Joanna L. O’Connell is Manager of Strategic Development, ATOM Systems, Razorfish.
The word “transparency” seems to be everyone’s favorite word these days. Clients want it, publishers fear it, and networks – increasingly – boast that they offer it. I’d like to propose that we’re thinking about this word in the wrong way and suggest that we as an industry consider changing our definition.
First, some background. In my previous life as a media supervisor, I spent most of my days working on campaigns featuring 5 to 15 3rd party ad networks at any given time. While our network-heavy plans generally performed well from a direct response standpoint, they didn’t tell us much about what was working and why.
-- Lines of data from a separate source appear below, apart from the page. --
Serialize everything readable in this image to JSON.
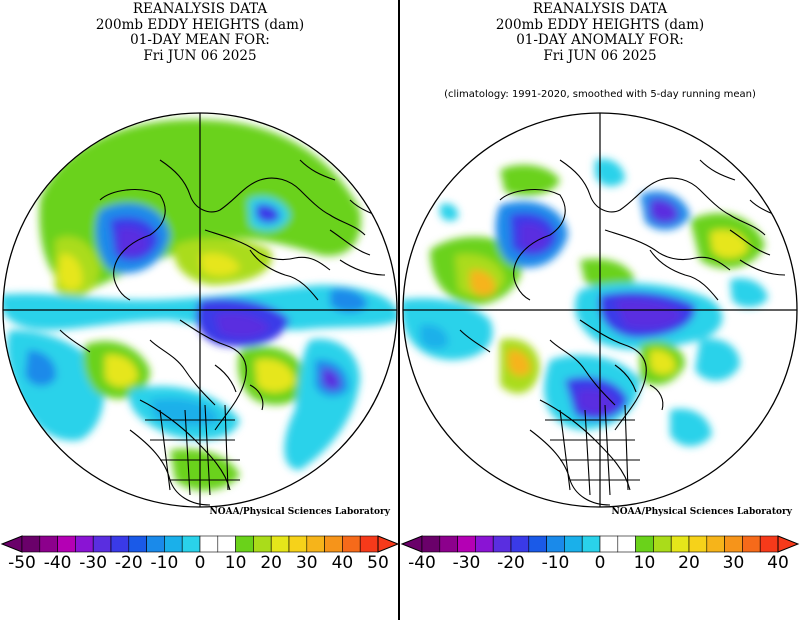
{
  "panels": [
    {
      "title_lines": [
        "REANALYSIS DATA",
        "200mb EDDY HEIGHTS (dam)",
        "01-DAY MEAN FOR:",
        "Fri JUN 06 2025"
      ],
      "subtitle": "",
      "credit": "NOAA/Physical Sciences Laboratory",
      "colorbar": {
        "colors": [
          "#6a006a",
          "#8c008c",
          "#b400b4",
          "#8a14d4",
          "#5a2ee0",
          "#3a3ae8",
          "#1a5ae8",
          "#1a8aea",
          "#1ab0ea",
          "#2ad2ea",
          "#ffffff",
          "#ffffff",
          "#6ad21a",
          "#aadc1a",
          "#e6e61a",
          "#f6d21a",
          "#f6b41a",
          "#f6941a",
          "#f66a1a",
          "#f63a1a"
        ],
        "tick_labels": [
          "-50",
          "-40",
          "-30",
          "-20",
          "-10",
          "0",
          "10",
          "20",
          "30",
          "40",
          "50"
        ]
      },
      "map_features": [
        "polar-stereographic-projection",
        "continent-outlines",
        "meridian-crosshair"
      ]
    },
    {
      "title_lines": [
        "REANALYSIS DATA",
        "200mb EDDY HEIGHTS (dam)",
        "01-DAY ANOMALY FOR:",
        "Fri JUN 06 2025"
      ],
      "subtitle": "(climatology: 1991-2020, smoothed with 5-day running mean)",
      "credit": "NOAA/Physical Sciences Laboratory",
      "colorbar": {
        "colors": [
          "#6a006a",
          "#8c008c",
          "#b400b4",
          "#8a14d4",
          "#5a2ee0",
          "#3a3ae8",
          "#1a5ae8",
          "#1a8aea",
          "#1ab0ea",
          "#2ad2ea",
          "#ffffff",
          "#ffffff",
          "#6ad21a",
          "#aadc1a",
          "#e6e61a",
          "#f6d21a",
          "#f6b41a",
          "#f6941a",
          "#f66a1a",
          "#f63a1a"
        ],
        "tick_labels": [
          "-40",
          "-30",
          "-20",
          "-10",
          "0",
          "10",
          "20",
          "30",
          "40"
        ]
      },
      "map_features": [
        "polar-stereographic-projection",
        "continent-outlines",
        "meridian-crosshair"
      ]
    }
  ]
}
From an optimization standpoint, I was very limited, making poorly-informed, surface-level optimization decisions which never seemed to lead to the same result (“let’s cut the 728×90’s… no wait, let’s put those back in…no wait!”). While maybe we knew what sites we “might” be running on thanks to the fully transparent site list we sometimes received, we never knew what was actually happening and why so we could learn and repeat it.
It was with much enthusiasm, then, that I approached the exchange landscape as a buyer. While the exchanges didn’t seem to offer much in the way of site-level transparency, they did offer the promise of direct control, insight and repeatability–all the elements which I’d been missing in my experience with networks. For the first time, I had access to a multitude of optimization levers never before at my disposal: things like geo, time of day, day of week, not to mention ad size and creative concept. I was able to “see under the hood” of my exchange campaigns and could finally start to answer the big question: what kinds of impressions convert and at what price should I buy them? I could make repeatable buying decisions, not to mention share new insights, time after time. This was a wholly different kind of transparency.
Certainly, I understand the desire to answer the question, “Yes, but where are my ads running?” And, I absolutely believe that serving as good stewards of clients’ brands by keeping their advertising out of questionable or otherwise unsavory content is paramount. But being able to answer all kinds of other important questions that tap into the heart of what’s driving campaign success or failure is a great leap forward, no matter how you cut it.
That said, buyers will continue to push for site level transparency and, as was the case in the network space, the exchanges will likely evolve to be more “transparent” in the traditional sense. But I would hate for buyers – and their clients – to miss out on a totally new kind of transparency that is available right now on the exchanges.